Vedremo se questa vittoria può allargare il campo di gioco. Verso dove? Faccio un salto veloce per visualizzare: come risponderebbe il Tribunale di Giustizia dell’Unione Europea a una domanda formulata in tempo e forma, dopo gli incidenti necessari per formularla, se l’autodeterminazione è un diritto che possono esercitare i cittadini dell’Unione e, pertanto, quelli della Catalogna? Potrebbe rispondere solamente si. Allo stesso modo ieri soltanto poteva rispondere che una persona è deputata perché il popolo l’ha votata.
Ogni altra risposta avrebbe creato problemi così gravi che non avrebbe potuto reggerli. L’autodeterminazione è un diritto per la comunità internazionale che l’ordinamento europeo difende. Di fatto, la Spagna stessa assume questo diritto dal momento in cui nell’ordinamento interno rende proprio il patto per i diritti civili dell’ONU! Che differenza c’è? Che il nazionalismo spagnolo può costringere lo stato spagnolo a non rispettare gli stessi diritti che riconosce, ma non ha abbastanza forza per obbligare l’Europa a farlo. Immaginate, dunque, questa situazione: l’Europa riconosce con una sentenza il diritto di autodeterminazione e il governo catalano della Generalitat convoca un nuovo Primo di Ottobre. Quale margine di manovra avrebbe la Spagna allora? Quanto le costerebbe disobbedire? Quali conseguenze avrebbe?
Ci sarà tempo per continuare a parlarne, perché l’orizzonte che si apre è appassionante. Credo che oggi tutti abbiano guadagnato qualche ora per godersi la vittoria, ben meritata dopo tanti e tanti sforzi. Ora, immediatamente, il vicepresidente Junqueras deve prendere possesso del suo seggio a Bruxelles per accompagnare a Diana Riba, il presidente Carles Puigdemont, il consigliere Toni Comin

e, da febbraio, anche la consigliere Clara Ponsatí.
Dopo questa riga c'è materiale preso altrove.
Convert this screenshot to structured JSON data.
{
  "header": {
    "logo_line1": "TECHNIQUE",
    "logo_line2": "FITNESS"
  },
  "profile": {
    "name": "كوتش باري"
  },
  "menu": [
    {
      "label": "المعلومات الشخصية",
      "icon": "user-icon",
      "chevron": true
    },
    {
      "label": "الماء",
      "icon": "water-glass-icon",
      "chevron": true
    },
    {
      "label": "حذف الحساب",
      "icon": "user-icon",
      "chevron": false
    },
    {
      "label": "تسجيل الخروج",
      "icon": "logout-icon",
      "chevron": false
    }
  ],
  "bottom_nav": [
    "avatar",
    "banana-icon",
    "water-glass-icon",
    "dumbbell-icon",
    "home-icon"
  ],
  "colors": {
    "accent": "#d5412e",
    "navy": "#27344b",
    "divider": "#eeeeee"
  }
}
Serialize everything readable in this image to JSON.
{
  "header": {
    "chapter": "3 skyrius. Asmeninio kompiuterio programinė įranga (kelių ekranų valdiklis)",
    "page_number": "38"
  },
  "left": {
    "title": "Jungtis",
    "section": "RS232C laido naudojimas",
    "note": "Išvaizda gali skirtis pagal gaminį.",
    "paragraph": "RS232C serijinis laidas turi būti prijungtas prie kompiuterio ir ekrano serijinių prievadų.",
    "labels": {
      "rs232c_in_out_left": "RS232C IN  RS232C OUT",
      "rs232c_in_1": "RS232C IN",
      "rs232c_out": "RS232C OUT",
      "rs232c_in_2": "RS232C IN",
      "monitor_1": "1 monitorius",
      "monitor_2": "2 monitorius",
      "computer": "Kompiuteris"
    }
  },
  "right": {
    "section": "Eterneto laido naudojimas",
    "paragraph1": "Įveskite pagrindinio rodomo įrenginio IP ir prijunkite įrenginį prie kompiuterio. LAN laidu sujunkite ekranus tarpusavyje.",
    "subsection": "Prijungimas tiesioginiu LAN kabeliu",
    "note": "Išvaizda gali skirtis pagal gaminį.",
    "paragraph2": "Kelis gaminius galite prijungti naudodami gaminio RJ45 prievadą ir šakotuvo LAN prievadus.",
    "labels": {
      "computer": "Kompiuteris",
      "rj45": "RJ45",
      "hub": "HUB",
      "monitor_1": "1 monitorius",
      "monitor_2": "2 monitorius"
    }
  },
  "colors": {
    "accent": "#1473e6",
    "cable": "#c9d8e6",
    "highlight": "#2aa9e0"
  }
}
Lo sforzo che tutti avete fatto nelle scorse elezioni europee e nelle altre ha portato frutto, la resistenza in piazza contro la repressione e lo scoraggiamento ha portato frutto, la persistenza politica dell’indipendentismo ha portato frutto e la scelta per lo spazio libero di Europa ha portato frutto.
Complimenti, quindi, a tutti voi e ora, a preparare con prospettiva, pazienza e perseveranza l’attacco finale.